Ahead of an emergency Energy Council meeting this Friday, the EPP Group calls for concrete measures to address rising energy prices for people and businesses, such as the decoupling of electricity prices from gas, investments in the EU energy infrastructure, a price cap on Russian fuels, zero VAT for basic food products and better solidarity between EU Member States.

“We need to strengthen the EU energy market. Only investments in the European energy infrastructure will send the perspective signals to the markets which could drop energy prices. We urge the Council not to fall back into intergovernmental reflexes, which would lead to fragmentation and finally, insufficient national strategies”, said Christian Ehler MEP, the EPP Group Spokesman in Parliament’s Energy Committee.

“Solidarity and responsibility need to go hand in hand. It’s urgent that Member States do whatever it takes to maintain or increase their domestic energy production and to delay the phase-out of energy sources as long as the crisis lasts, for example for nuclear energy”, said Esther de Lange MEP, the EPP Group Vice-Chairwoman in charge of Economy and Environment. “For instance, the consequence of the German Government’s decision to stick to the nuclear phase-out in the midst of the worst energy crisis is very simple. Germany will buy more gas on the free market, which will drive up the price even more for everyone. In this crisis, we simply don’t have the luxury to choose which energy source we prefer”, she said.
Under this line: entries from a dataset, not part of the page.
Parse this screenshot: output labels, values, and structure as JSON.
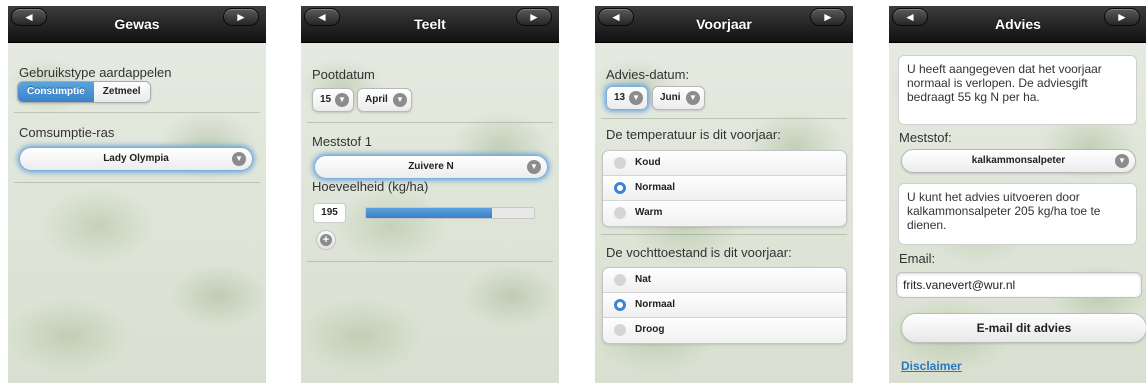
{
  "screens": [
    {
      "title": "Gewas",
      "nav_back": "◄",
      "nav_forward": "►",
      "usage_label": "Gebruikstype aardappelen",
      "usage_options": [
        "Consumptie",
        "Zetmeel"
      ],
      "usage_selected": "Consumptie",
      "variety_label": "Comsumptie-ras",
      "variety_value": "Lady Olympia"
    },
    {
      "title": "Teelt",
      "nav_back": "◄",
      "nav_forward": "►",
      "plant_date_label": "Pootdatum",
      "plant_day": "15",
      "plant_month": "April",
      "fertilizer_label": "Meststof 1",
      "fertilizer_value": "Zuivere N",
      "amount_label": "Hoeveelheid (kg/ha)",
      "amount_value": "195",
      "amount_fraction": 0.75
    },
    {
      "title": "Voorjaar",
      "nav_back": "◄",
      "nav_forward": "►",
      "advice_date_label": "Advies-datum:",
      "advice_day": "13",
      "advice_month": "Juni",
      "temp_label": "De temperatuur is dit voorjaar:",
      "temp_options": [
        "Koud",
        "Normaal",
        "Warm"
      ],
      "temp_selected": "Normaal",
      "moist_label": "De vochttoestand is dit voorjaar:",
      "moist_options": [
        "Nat",
        "Normaal",
        "Droog"
      ],
      "moist_selected": "Normaal"
    },
    {
      "title": "Advies",
      "nav_back": "◄",
      "nav_forward": "►",
      "summary_text": "U heeft aangegeven dat het voorjaar normaal is verlopen. De adviesgift bedraagt 55 kg N per ha.",
      "fertilizer_label": "Meststof:",
      "fertilizer_value": "kalkammonsalpeter",
      "advice_text": "U kunt het advies uitvoeren door kalkammonsalpeter 205 kg/ha toe te dienen.",
      "email_label": "Email:",
      "email_value": "frits.vanevert@wur.nl",
      "email_button": "E-mail dit advies",
      "disclaimer": "Disclaimer"
    }
  ],
  "colors": {
    "accent": "#3a86d3",
    "header": "#1e1e1e"
  },
  "icons": {
    "select": "chevron-down-icon",
    "add": "plus-icon",
    "back": "back-arrow-icon",
    "forward": "forward-arrow-icon"
  }
}
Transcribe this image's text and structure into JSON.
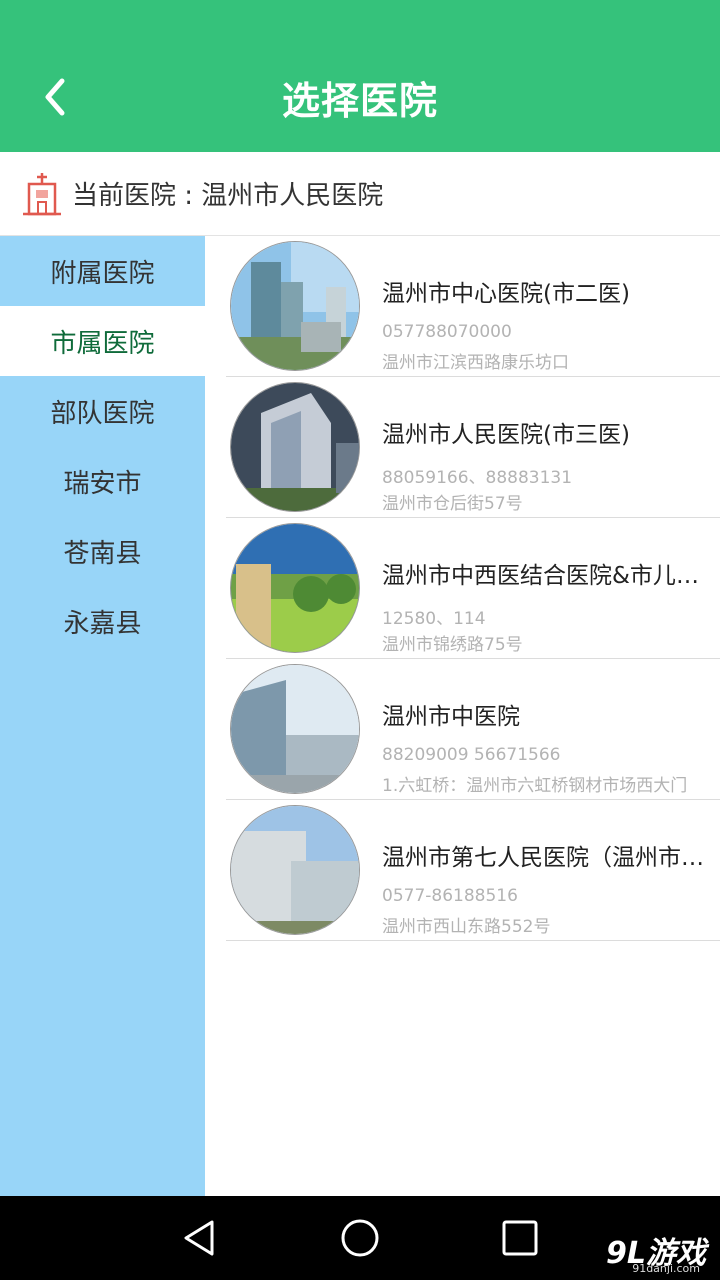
{
  "header": {
    "title": "选择医院",
    "back_icon": "chevron-left-icon"
  },
  "current_hospital": {
    "label": "当前医院 : 温州市人民医院",
    "icon": "hospital-icon"
  },
  "categories": [
    {
      "label": "附属医院",
      "active": false
    },
    {
      "label": "市属医院",
      "active": true
    },
    {
      "label": "部队医院",
      "active": false
    },
    {
      "label": "瑞安市",
      "active": false
    },
    {
      "label": "苍南县",
      "active": false
    },
    {
      "label": "永嘉县",
      "active": false
    }
  ],
  "hospitals": [
    {
      "name": "温州市中心医院(市二医)",
      "phone": "057788070000",
      "address": "温州市江滨西路康乐坊口"
    },
    {
      "name": "温州市人民医院(市三医)",
      "phone": "88059166、88883131",
      "address": "温州市仓后街57号"
    },
    {
      "name": "温州市中西医结合医院&市儿童医院",
      "phone": "12580、114",
      "address": "温州市锦绣路75号"
    },
    {
      "name": "温州市中医院",
      "phone": "88209009 56671566",
      "address": "1.六虹桥：温州市六虹桥钢材市场西大门"
    },
    {
      "name": "温州市第七人民医院（温州市精神病医院）",
      "phone": "0577-86188516",
      "address": "温州市西山东路552号"
    }
  ],
  "watermark": {
    "logo": "9L游戏",
    "site": "91danji.com"
  },
  "colors": {
    "header": "#35c27b",
    "sidebar": "#98d5f8",
    "active_text": "#0f6b3a"
  },
  "nav": {
    "back_icon": "triangle-back-icon",
    "home_icon": "circle-home-icon",
    "recents_icon": "square-recents-icon"
  }
}
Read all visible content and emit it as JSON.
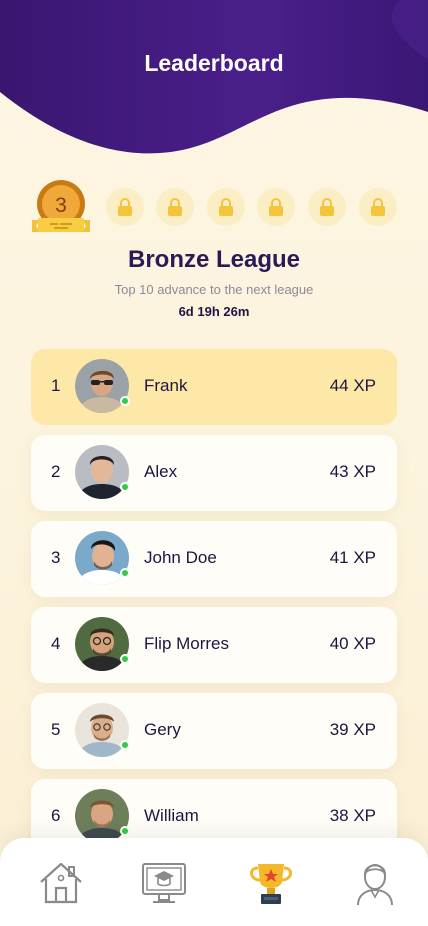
{
  "header": {
    "title": "Leaderboard"
  },
  "league": {
    "current_badge_number": "3",
    "title": "Bronze League",
    "subtitle": "Top 10 advance to the next league",
    "timer": "6d 19h 26m"
  },
  "leaderboard": [
    {
      "rank": "1",
      "name": "Frank",
      "xp": "44 XP",
      "highlight": true
    },
    {
      "rank": "2",
      "name": "Alex",
      "xp": "43 XP"
    },
    {
      "rank": "3",
      "name": "John Doe",
      "xp": "41 XP"
    },
    {
      "rank": "4",
      "name": "Flip Morres",
      "xp": "40 XP"
    },
    {
      "rank": "5",
      "name": "Gery",
      "xp": "39 XP"
    },
    {
      "rank": "6",
      "name": "William",
      "xp": "38 XP"
    }
  ],
  "bottom_nav": [
    {
      "icon": "home-icon"
    },
    {
      "icon": "course-icon"
    },
    {
      "icon": "trophy-icon",
      "active": true
    },
    {
      "icon": "profile-icon"
    }
  ],
  "colors": {
    "header_purple": "#3d1a78",
    "highlight": "#fde8a8",
    "bronze": "#d4891a",
    "online": "#2ecc40"
  }
}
The EPP Group also calls on EU Member States to use their market power to agree on a price cap on Russian gas and oil only. Broadly speaking, the EPP Group is in favour of market-based solutions and against market interventions. However, at this moment in time with exceptionally high gas prices, such a measure may be a way out of this crisis. For the EPP Group, it is crucial that the burden of rising prices is lifted from European families.

“EU legislation already provides Member States with a range of options to combat high prices, for example by lowering energy taxes, excise duties and VAT on food. A VAT exemption should apply to fruit, vegetables, dairy and other basic, primary food products across the EU, should prices continue to rise in the winter”, said Markus Ferber MEP, the EPP Group Spokesman in the Economic and Monetary Affairs Committee.

“Rising costs of living are not only a matter of energy policy, but also of monetary policy. Over the past months, we have seen not only actual inflation rising, but also long-term inflation expectations. Higher inflation expectations can easily become a self-fulfilling prophecy once they translate into higher wage and price growth. This is why energy policy needs to be backed by decisive action from the European Central Bank”, Ferber stressed.